«Ser es defenderse», Ramiro de Maeztu
Se trata de Julio Guerrero, del Juzgado de lo Penal número 1 de Murcia

Un juez de Murcia critica que se conceda la residencia en España a denunciantes extranjeras por malos tratos «sin prueba alguna»

Ciudad de la Justicia de Murcia. Europa Press.

El magistrado Julio Guerrero, titular del Juzgado de lo Penal número 1 de Murcia, ha criticado en una reciente sentencia que el Gobierno conceda de forma automática una autorización temporal de residencia a mujeres extranjeras que presentan una denuncia por violencia de género, incluso antes de que existan pruebas que acrediten los hechos denunciados.

«Parece inexplicable que se pueda conseguir esa autorización de residencia por el simple hecho de presentar la denuncia, sin prueba alguna», señala el juez en una resolución a la que ha tenido acceso La Verdad.

El pronunciamiento se produce en una sentencia en la que Guerrero absuelve a un hombre acusado por su entonces pareja de haberla agredido físicamente en un salón de recreativos de Murcia durante el verano de 2025. Según el relato judicial, el acusado se encontraba bajo la influencia de bebidas alcohólicas cuando la mujer le pidió que se marchase del local.

El magistrado considera probado que, al situarse frente a ella, el hombre perdió el equilibrio, se balanceó y provocó que su cabeza chocase con la de su pareja «sin intención alguna de lesionarla o maltratarla» y sin causarle lesión alguna.

La sentencia va más allá y sostiene que la mujer presentó una denuncia falsa con la «esperanza de conseguir la residencia en España», algo que, según el propio juez, terminó obteniendo efectivamente.

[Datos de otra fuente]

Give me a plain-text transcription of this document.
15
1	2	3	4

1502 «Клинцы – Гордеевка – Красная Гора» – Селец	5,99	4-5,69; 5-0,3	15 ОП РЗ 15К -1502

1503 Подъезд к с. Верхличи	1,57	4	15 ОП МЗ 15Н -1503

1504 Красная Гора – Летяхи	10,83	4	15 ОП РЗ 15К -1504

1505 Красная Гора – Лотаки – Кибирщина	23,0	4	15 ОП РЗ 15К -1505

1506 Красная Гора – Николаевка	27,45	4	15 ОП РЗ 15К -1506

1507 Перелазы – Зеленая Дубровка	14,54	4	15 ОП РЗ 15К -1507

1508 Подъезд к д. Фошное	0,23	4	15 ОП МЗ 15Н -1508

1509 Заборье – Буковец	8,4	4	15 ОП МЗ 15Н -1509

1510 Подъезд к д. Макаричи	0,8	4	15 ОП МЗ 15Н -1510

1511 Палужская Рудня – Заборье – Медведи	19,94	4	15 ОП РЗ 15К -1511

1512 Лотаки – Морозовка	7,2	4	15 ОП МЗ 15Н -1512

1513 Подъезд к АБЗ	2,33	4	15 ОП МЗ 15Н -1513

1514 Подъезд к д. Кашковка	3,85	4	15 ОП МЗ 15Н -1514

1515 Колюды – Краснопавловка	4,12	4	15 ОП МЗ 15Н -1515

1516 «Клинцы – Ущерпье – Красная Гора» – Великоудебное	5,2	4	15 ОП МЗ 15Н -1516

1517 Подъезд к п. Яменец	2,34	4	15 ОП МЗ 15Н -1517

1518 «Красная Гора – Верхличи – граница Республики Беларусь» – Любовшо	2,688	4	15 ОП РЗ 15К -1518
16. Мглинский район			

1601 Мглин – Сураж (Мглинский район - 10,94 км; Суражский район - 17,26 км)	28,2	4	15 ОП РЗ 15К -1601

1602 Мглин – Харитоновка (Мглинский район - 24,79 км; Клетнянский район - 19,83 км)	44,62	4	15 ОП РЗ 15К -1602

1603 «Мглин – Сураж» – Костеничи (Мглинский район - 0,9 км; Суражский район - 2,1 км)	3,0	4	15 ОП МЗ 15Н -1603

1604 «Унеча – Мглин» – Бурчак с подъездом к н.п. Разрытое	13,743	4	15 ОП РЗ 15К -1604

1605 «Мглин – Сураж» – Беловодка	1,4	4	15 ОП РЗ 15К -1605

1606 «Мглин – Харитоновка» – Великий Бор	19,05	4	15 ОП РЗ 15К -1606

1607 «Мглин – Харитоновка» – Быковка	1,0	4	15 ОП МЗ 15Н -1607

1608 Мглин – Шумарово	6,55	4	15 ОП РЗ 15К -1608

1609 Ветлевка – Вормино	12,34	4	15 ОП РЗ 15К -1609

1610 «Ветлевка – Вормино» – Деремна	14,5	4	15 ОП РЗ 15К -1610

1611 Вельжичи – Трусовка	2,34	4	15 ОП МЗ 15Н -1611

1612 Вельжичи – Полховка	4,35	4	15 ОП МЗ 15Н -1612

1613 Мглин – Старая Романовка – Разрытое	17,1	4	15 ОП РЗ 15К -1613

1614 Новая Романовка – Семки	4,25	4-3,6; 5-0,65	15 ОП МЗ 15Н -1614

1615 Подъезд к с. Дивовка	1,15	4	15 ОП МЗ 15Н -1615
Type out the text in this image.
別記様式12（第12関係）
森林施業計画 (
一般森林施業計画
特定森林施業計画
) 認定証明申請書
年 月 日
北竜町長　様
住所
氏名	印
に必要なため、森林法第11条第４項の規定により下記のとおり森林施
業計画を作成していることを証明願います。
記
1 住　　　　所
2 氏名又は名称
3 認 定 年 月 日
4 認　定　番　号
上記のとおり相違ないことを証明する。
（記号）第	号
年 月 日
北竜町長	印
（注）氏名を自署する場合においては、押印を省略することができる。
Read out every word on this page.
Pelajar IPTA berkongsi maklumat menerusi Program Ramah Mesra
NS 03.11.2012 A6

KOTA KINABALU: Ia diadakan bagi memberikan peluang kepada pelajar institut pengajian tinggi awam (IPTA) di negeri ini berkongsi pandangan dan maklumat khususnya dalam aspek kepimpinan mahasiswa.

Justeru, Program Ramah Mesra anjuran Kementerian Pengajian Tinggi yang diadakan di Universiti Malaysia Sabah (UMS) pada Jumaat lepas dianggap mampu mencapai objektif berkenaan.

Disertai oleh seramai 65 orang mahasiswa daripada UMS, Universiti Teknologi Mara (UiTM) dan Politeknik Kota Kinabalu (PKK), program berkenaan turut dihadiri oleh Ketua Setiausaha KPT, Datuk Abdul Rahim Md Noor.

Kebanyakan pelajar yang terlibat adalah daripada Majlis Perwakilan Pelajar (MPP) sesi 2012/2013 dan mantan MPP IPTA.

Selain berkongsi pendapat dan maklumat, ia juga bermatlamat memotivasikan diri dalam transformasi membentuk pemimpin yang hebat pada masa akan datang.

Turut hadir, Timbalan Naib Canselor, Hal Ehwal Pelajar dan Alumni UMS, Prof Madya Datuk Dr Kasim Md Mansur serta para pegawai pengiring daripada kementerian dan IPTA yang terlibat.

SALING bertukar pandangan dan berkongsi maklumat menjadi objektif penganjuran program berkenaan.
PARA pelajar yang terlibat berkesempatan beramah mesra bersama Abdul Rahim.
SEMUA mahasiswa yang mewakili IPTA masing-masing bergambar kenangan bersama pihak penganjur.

Guerrero recuerda en su resolución que en los procedimientos por violencia de género, cuando la declaración de la denunciante se convierte en la principal o única prueba de cargo, deben existir elementos externos que corroboren mínimamente su versión. «La constancia de hechos, datos o circunstancias externas que avalen de manera genérica la verosimilitud de la declaración es el elemento de objetivación de mayor entidad», apunta.

El juez advierte de que estas declaraciones carecen de consistencia cuando son únicas y no están respaldadas por otras pruebas. En este caso, subraya que existe un vídeo que demuestra que los hechos no ocurrieron como fueron denunciados.

«Demuestra lo que el acusado manifestaba: que la denunciante sólo quería obtener la residencia y que le denunció falsamente y sin motivo, exclusivamente para conseguir dicha autorización», sostiene el magistrado.

Guerrero considera además «inexplicable» que, una vez constatada en sentencia la falsedad de la denuncia, no se retire la autorización de residencia «obtenida irregularmente y sin motivo». También señala que la Fiscalía debería presentar una denuncia contra la mujer por denuncia falsa, aunque lamenta que «el sistema no funciona así y no parece que se vaya a arreglar».

La sentencia no cuestiona la protección debida a las víctimas reales de violencia de género, pero sí denuncia una grieta del sistema: la posibilidad de que una denuncia falsa se convierta en vía para obtener derechos administrativos en España sin una comprobación suficiente de los hechos.